Leaders often lament to me about how busy they are. One of the things many say doesn’t get done is taking the time to build relationships with their team members.
I know you are busy.
I know you have a lot on your plate. But finding connections and building relationships with your team members pays dividends in many ways, including greater productivity, less turnover, higher morale, more trust and greater speed of implementation.
If I could give you ways to work on these relationships and gain these benefits and prove it wouldn’t take too much time, would you be interested?
If so, read on.
Your goal as a leader isn’t to make friends; it is to build strong working relationships. Talking about the work and the weather isn’t enough. If you really want to engage with people, you have to find connections and make it a priority. Doing this doesn’t have to take much time.
Find their passions. This may not be hard at all. What pictures are in their office? What do you hear them talking to others about? Everyone likes to talk about what they are passionate about—whether it is their kids, their alma mater, fishing or football. Find what that is, and be genuinely interested in their passion. You might be surprised how quickly this will build a connection and what you learn in the process.
Find a commonality. What do you share? Are you both a twin, did you both play trumpet in the high school band, or both love the Grand Canyon? When you find the pieces of a connection, you begin to crystallize it and provide the seeds for a relationship to grow.

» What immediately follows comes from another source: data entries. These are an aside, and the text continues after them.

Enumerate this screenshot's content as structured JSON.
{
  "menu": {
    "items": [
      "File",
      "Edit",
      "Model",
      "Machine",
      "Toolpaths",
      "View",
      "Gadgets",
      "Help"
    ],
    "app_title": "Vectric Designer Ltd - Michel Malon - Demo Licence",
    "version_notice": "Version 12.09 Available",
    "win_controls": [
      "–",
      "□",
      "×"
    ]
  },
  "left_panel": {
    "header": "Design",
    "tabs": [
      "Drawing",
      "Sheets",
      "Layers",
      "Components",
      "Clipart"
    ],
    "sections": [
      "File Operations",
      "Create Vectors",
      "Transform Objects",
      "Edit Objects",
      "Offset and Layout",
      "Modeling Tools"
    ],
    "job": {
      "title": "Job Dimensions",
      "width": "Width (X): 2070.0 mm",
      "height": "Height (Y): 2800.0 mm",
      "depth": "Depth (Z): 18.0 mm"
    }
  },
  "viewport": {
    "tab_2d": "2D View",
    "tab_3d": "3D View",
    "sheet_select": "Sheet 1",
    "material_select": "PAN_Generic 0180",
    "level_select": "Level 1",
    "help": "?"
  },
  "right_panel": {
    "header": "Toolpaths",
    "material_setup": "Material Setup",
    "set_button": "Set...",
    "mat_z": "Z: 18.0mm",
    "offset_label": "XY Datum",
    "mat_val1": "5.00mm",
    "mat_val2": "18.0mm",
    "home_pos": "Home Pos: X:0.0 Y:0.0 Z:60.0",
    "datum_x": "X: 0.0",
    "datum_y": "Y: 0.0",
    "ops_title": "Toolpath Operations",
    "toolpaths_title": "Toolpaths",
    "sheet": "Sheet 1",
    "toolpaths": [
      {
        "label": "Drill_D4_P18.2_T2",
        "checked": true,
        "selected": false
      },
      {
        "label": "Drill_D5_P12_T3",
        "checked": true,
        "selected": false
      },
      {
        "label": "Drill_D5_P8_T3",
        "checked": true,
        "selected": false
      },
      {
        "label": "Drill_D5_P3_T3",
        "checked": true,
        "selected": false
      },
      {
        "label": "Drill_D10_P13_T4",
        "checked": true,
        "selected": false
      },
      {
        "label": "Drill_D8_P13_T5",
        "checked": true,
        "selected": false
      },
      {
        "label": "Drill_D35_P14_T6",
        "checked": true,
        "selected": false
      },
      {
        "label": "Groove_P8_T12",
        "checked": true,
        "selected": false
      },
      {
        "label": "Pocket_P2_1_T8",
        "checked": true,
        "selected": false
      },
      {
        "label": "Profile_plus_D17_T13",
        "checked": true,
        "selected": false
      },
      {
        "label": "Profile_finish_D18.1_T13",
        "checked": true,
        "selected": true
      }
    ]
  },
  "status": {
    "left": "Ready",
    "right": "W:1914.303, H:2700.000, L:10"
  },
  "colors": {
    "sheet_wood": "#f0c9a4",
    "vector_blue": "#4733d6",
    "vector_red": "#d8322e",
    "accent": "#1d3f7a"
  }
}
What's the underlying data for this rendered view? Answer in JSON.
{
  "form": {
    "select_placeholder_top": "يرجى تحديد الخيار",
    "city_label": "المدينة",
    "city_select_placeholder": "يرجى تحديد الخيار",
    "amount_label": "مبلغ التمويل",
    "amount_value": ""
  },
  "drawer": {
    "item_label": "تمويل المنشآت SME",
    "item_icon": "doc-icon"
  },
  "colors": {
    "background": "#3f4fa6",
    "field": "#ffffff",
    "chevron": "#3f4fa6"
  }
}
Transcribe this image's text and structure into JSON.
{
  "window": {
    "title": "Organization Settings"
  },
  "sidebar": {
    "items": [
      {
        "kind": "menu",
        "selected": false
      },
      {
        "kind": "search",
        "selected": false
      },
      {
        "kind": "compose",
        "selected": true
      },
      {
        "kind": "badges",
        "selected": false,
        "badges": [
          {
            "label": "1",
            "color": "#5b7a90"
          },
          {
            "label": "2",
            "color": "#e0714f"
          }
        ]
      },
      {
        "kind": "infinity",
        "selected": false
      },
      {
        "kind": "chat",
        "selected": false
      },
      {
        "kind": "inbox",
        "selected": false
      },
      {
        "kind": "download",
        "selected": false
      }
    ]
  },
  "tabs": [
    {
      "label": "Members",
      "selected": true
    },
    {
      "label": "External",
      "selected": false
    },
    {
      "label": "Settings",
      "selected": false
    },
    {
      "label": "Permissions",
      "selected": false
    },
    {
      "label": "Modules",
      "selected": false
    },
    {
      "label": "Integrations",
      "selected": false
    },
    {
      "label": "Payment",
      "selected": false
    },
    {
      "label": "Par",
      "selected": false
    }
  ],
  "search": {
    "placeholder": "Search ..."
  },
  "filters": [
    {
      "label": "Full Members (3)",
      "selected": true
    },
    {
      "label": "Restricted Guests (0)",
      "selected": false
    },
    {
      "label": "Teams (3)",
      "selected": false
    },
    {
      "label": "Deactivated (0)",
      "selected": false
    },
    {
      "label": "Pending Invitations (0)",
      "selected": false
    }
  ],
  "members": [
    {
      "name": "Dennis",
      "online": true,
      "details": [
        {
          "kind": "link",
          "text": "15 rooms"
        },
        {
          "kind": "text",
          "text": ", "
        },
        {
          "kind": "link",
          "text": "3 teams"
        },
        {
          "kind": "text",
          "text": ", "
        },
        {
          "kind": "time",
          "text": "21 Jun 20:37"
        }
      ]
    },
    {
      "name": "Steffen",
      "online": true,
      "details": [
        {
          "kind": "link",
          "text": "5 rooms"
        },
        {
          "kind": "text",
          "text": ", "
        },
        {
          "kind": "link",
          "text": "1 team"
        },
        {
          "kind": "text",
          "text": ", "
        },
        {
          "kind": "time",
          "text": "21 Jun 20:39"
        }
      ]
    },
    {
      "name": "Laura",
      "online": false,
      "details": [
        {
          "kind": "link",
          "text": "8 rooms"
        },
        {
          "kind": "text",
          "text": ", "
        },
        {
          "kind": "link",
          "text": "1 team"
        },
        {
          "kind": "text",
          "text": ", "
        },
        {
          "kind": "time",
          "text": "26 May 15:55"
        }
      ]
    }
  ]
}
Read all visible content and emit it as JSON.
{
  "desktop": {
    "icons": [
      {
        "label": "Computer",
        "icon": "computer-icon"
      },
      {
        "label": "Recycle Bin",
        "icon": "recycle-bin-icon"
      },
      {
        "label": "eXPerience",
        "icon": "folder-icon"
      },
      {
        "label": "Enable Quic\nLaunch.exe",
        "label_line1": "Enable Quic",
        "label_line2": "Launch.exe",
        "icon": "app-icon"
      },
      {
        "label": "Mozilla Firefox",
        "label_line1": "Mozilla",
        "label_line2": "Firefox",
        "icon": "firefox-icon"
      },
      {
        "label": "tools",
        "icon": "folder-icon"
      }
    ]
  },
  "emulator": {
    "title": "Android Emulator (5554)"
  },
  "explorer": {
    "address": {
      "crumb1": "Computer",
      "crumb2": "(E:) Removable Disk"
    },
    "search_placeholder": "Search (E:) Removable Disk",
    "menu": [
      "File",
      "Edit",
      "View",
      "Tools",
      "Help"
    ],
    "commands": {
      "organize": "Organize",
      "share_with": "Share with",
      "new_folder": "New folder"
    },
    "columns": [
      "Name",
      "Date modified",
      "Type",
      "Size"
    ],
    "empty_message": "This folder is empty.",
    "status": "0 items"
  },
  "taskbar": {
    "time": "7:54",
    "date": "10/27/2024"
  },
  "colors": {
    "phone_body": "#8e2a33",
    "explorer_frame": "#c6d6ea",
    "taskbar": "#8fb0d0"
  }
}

Be happy. People want to be around happy people. You do, don’t you? Smile and share a positive outlook on things. While this is an attractive quality in anyone, as a leader it is even more important, because your attitude and outlook are extremely contagious. Make sure what you are spreading is the attitude and perspective that you want to grow.
Say thank you. You learned it as a kid—but are you still doing it (enough)? Show your appreciation to your team for the little stuff as well as the big stuff. Let them know you notice. Acknowledge their efforts and results.
Be present. The biggest gift we can give anyone is our time—maybe that is why it’s called the present. This doesn’t mean you need to spend an hour with someone; it just means that when you are with them, don’t be somewhere else! Listen; quiet your internal dialogue. Make eye contact. Acknowledge people with your full attention. It happens so rarely that when we do it, it makes a big and lasting impression.
Arrive with no agenda. Don’t just show up in someone’s area when you have a question or a challenge, and mask it with an opening conversation about a non-work item. It is transparent and not nearly as meaningful as simply doing some of the other ideas on this list. Stop by to stop by. Ask more questions, shut up and listen. If you have something specific to discuss, start there and move to other items afterwards, rather than the other way around (especially early in your relationship-building process with that person).
Be helpful. Find out what people are concerned by and need, and then offer your help. I’m not talking micro-managing, I’m talking about help. This is simple and very powerful. Do it.
Make it your goal to make their day. What if you made this one of your goals each day? How would it change your behavior? How would it impact the behavior, and productivity of others? How would it begin to change your? Try this—it won’t take long for you to find significant results.
All of these things will work, and none of them take much of your time. Make it your goal to do more of these things with more people more often. It might be in the three minutes before a meeting starts, in the coffee room, or when you walk by their workspace. Doing these things will give you great results, will endear you to your team and will make your work more fun too.